No hay que perder de vista el papel reivindicativo de la protagonista femenina, Pearl, que encuentra en el contexto del Festival rock de Woodstock el momento idóneo para liberarse, abandonar sus reservas y entregarse a la locura de una juventud de la que en su momento no disfrutó por su precoz maternidad. Es la época en la que los EE.UU. brilla con el paseo de Neil Armstrong sobre la luna, mientras se describe con sencillez y belleza a la vital y deliciosa Pearl que se debate entre lo que “debe” hacer y el imperioso anhelo de un amor que le dé sentido a su gris su existencia, e igual, la necesidad pasional del sexo con otro hombre que la haga sentir de carne y hueso de nuevo. Aunque en honor a la verdad, en la película ni hay gran amor, ni tampoco un agudo sentimiento de pérdida, ni tampoco exabruptos, pues el film se mueve siempre en el terreno de lo correcto.

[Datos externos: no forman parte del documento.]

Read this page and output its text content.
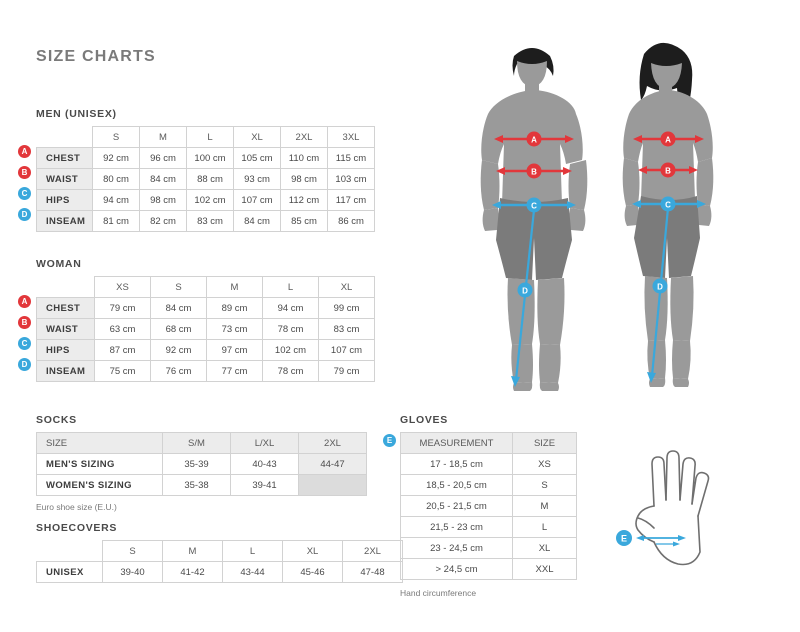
SIZE CHARTS
MEN (UNISEX)
	S	M	L	XL	2XL	3XL
CHEST	92 cm	96 cm	100 cm	105 cm	110 cm	115 cm
WAIST	80 cm	84 cm	88 cm	93 cm	98 cm	103 cm
HIPS	94 cm	98 cm	102 cm	107 cm	112 cm	117 cm
INSEAM	81 cm	82 cm	83 cm	84 cm	85 cm	86 cm
A
B
C
D
WOMAN
	XS	S	M	L	XL
CHEST	79 cm	84 cm	89 cm	94 cm	99 cm
WAIST	63 cm	68 cm	73 cm	78 cm	83 cm
HIPS	87 cm	92 cm	97 cm	102 cm	107 cm
INSEAM	75 cm	76 cm	77 cm	78 cm	79 cm
A
B
C
D
SOCKS
SIZE	S/M	L/XL	2XL
MEN'S SIZING	35-39	40-43	44-47
WOMEN'S SIZING	35-38	39-41	
Euro shoe size (E.U.)
SHOECOVERS
	S	M	L	XL	2XL
UNISEX	39-40	41-42	43-44	45-46	47-48
GLOVES
MEASUREMENT	SIZE
17 - 18,5 cm	XS
18,5 - 20,5 cm	S
20,5 - 21,5 cm	M
21,5 - 23 cm	L
23 - 24,5 cm	XL
> 24,5 cm	XXL
Hand circumference
E
A
B
C
D
A
B
C
D
E
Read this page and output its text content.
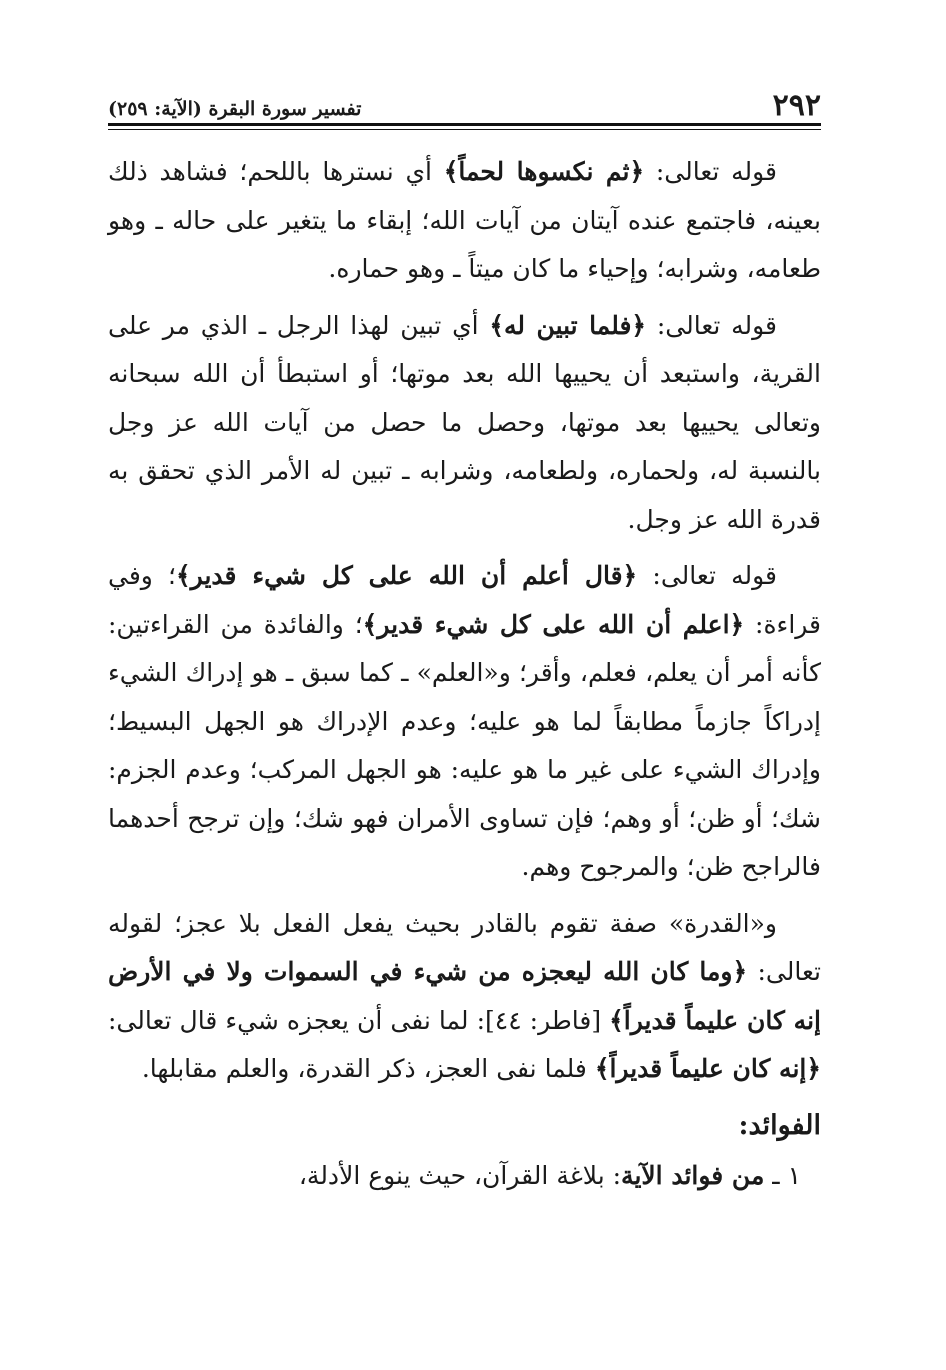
٢٩٢
تفسير سورة البقرة (الآية: ٢٥٩)

قوله تعالى: ﴿ثم نكسوها لحماً﴾ أي نسترها باللحم؛ فشاهد ذلك بعينه، فاجتمع عنده آيتان من آيات الله؛ إبقاء ما يتغير على حاله ـ وهو طعامه، وشرابه؛ وإحياء ما كان ميتاً ـ وهو حماره.

قوله تعالى: ﴿فلما تبين له﴾ أي تبين لهذا الرجل ـ الذي مر على القرية، واستبعد أن يحييها الله بعد موتها؛ أو استبطأ أن الله سبحانه وتعالى يحييها بعد موتها، وحصل ما حصل من آيات الله عز وجل بالنسبة له، ولحماره، ولطعامه، وشرابه ـ تبين له الأمر الذي تحقق به قدرة الله عز وجل.

قوله تعالى: ﴿قال أعلم أن الله على كل شيء قدير﴾؛ وفي قراءة: ﴿اعلم أن الله على كل شيء قدير﴾؛ والفائدة من القراءتين: كأنه أمر أن يعلم، فعلم، وأقر؛ و«العلم» ـ كما سبق ـ هو إدراك الشيء إدراكاً جازماً مطابقاً لما هو عليه؛ وعدم الإدراك هو الجهل البسيط؛ وإدراك الشيء على غير ما هو عليه: هو الجهل المركب؛ وعدم الجزم: شك؛ أو ظن؛ أو وهم؛ فإن تساوى الأمران فهو شك؛ وإن ترجح أحدهما فالراجح ظن؛ والمرجوح وهم.

و«القدرة» صفة تقوم بالقادر بحيث يفعل الفعل بلا عجز؛ لقوله تعالى: ﴿وما كان الله ليعجزه من شيء في السموات ولا في الأرض إنه كان عليماً قديراً﴾ [فاطر: ٤٤]: لما نفى أن يعجزه شيء قال تعالى: ﴿إنه كان عليماً قديراً﴾ فلما نفى العجز، ذكر القدرة، والعلم مقابلها.

الفوائد:

١ ـ من فوائد الآية: بلاغة القرآن، حيث ينوع الأدلة،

Desde luego es Diane Lane la artífice de esta “tentación”, de esta bonita película; la Lane tiene una belleza doméstica, algo marchita, que otorga calidez a sus interpretaciones. Ella sabe encarnar a Pearl y logra trasladar al otro lado de la pantalla los infortunios y frustraciones de la protagonista, sus sentimientos y su encantadora e intensa sensualidad, allí donde el argumento lo precisa. Y como de actores vamos, a Lane le secundan dignamente Liev Schrieber, Viggo Mortensen y Anna Paquin, cada cual en su papel de marido herido, amante o hija naciente a la vida.

Película, pues, con su encanto y que tiene sin duda su momento para verla en la intimidad de una velada, una película de amor amable y sin estridencias que reconforta el espíritu.